Quel est le degré de carence en vitamine B12 chez les végétariens?
Les végétariens étant susceptibles de ne pas consommer assez de vitamine B12, une équipe américaine a cherché à quantifier ce risque en effectuant une importante revue de la littérature scientifique sur ce sujet. 40 études ont été retenues et l’analyse des données a révélé une prévalence de
carence en vitamine B12 plus importante chez les végétaliens que chez les autres végétariens. D’une façon générale, les pourcentages de carence ont atteint 45% chez les enfants, 17 à 39% chez les femmes enceintes, 0 à 86,5% chez les adultes et les personnes âgées. Les auteurs de l’étude considèrent qu’une supplémentation en vitamine B12 est nécessaire chez les végétaliens et les végétariens, et incitent tous les végétariens à faire un dépistage de carence en vitamine B12.
Source: Pawlak R., Lester SE., Babatunde T.

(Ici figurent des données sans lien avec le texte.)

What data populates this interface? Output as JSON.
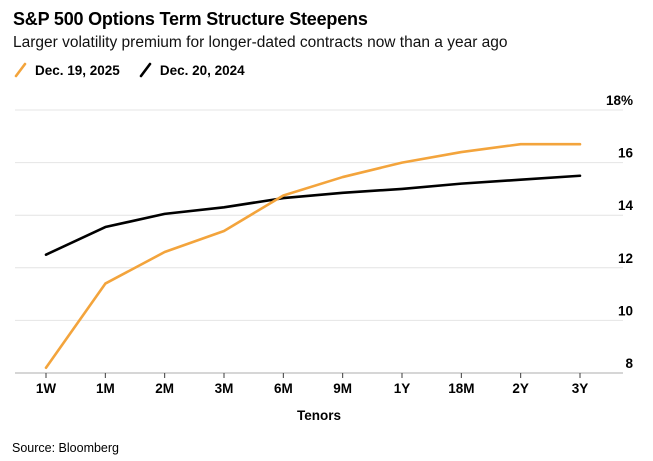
{
  "header": {
    "title": "S&P 500 Options Term Structure Steepens",
    "subtitle": "Larger volatility premium for longer-dated contracts now than a year ago"
  },
  "chart_data": {
    "type": "line",
    "categories": [
      "1W",
      "1M",
      "2M",
      "3M",
      "6M",
      "9M",
      "1Y",
      "18M",
      "2Y",
      "3Y"
    ],
    "series": [
      {
        "name": "Dec. 19, 2025",
        "color": "#F3A43C",
        "values": [
          8.2,
          11.4,
          12.6,
          13.4,
          14.75,
          15.45,
          16.0,
          16.4,
          16.7,
          16.7
        ]
      },
      {
        "name": "Dec. 20, 2024",
        "color": "#000000",
        "values": [
          12.5,
          13.55,
          14.05,
          14.3,
          14.65,
          14.85,
          15.0,
          15.2,
          15.35,
          15.5
        ]
      }
    ],
    "title": "S&P 500 Options Term Structure Steepens",
    "xlabel": "Tenors",
    "ylabel": "",
    "ylim": [
      8,
      18
    ],
    "y_ticks": [
      8,
      10,
      12,
      14,
      16,
      18
    ],
    "y_tick_labels": [
      "8",
      "10",
      "12",
      "14",
      "16",
      "18%"
    ],
    "y_axis_position": "right",
    "grid": "horizontal",
    "legend_position": "top-left"
  },
  "colors": {
    "gridline": "#E4E4E4",
    "axis_baseline": "#ADADAD",
    "tick_mark": "#3C3C3C"
  },
  "footer": {
    "source": "Source: Bloomberg"
  }
}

The prevalence of cobalamin deficiency among vegetarians assessed by serum vitamin B12: a review of literature. Eur J Clin Nutr 2014 May;68(5):541-8.

Végétarisme et santé
Deux chercheurs californiens ont tenté d’évaluer l’impact des régimes végétariens sur la santé, en analysant des données provenant de 3 études de cohortes conduites sur les Adventistes d’Amérique du Nord. Cette analyse a indiqué que les régimes végétariens
apportent une protection contre les maladies cardio-vasculaires, les facteurs de risque cardio-métaboliques, certains cancers et la mortalité totale. Par rapport aux régimes lacto-ovo-végétariens, les régimes végétaliens semblent offrir une protection supplémentaire contre l’obésité, l’hypertension, le diabète de type 2 et la mortalité cardio-vasculaire. Sur la base de ces résultats, les deux chercheurs souhaitent de nouveaux essais cliniques de grande ampleur pour mieux connaître les effets des régimes végétariens sur les fonctions neurologiques et cognitives, l’obésité, le diabète et d’autres effets cardio-vasculaires, afin de pouvoir formuler des recommandations utiles.
Source: Le LT., Sabaté J.
Nutrients. Beyond meatless, the health effects of vegan diets: findings from the Adventist cohorts. Nutrients. 2014 May 27;6(6):2131-47

Moins de viande, plus de vie !
Conscients qu’un régime végétarien ne peut être adopté par tous, des chercheurs espagnols ont cherché à savoir si l’adoption d’un régime provégétarien, mettant l’accent sur les aliments d’origine végétale, pouvait réduire la mortalité totale dans une population omnivore à haut risque cardio-vasculaire. L’étude a été conduite pendant 5 ans
à l’aide d’un questionnaire alimentaire sur 7216 personnes (âge moyen 67 ans, 57% de femmes) présentant ce risque, et a montré que l’adoption d’un régime alimentaire provégétarien est associée à une réduction du risque de mortalité toutes causes confondues.
Source: Martinez-Gonzalez MA. & Coll.
A provegetarian food pattern and reduction in total mortality in the prevencion con Dieta Mediterranea (PREDIMED) study. Am J Clin Nutr. 2014, May 28: 100(Supplement 1): 320S-328S.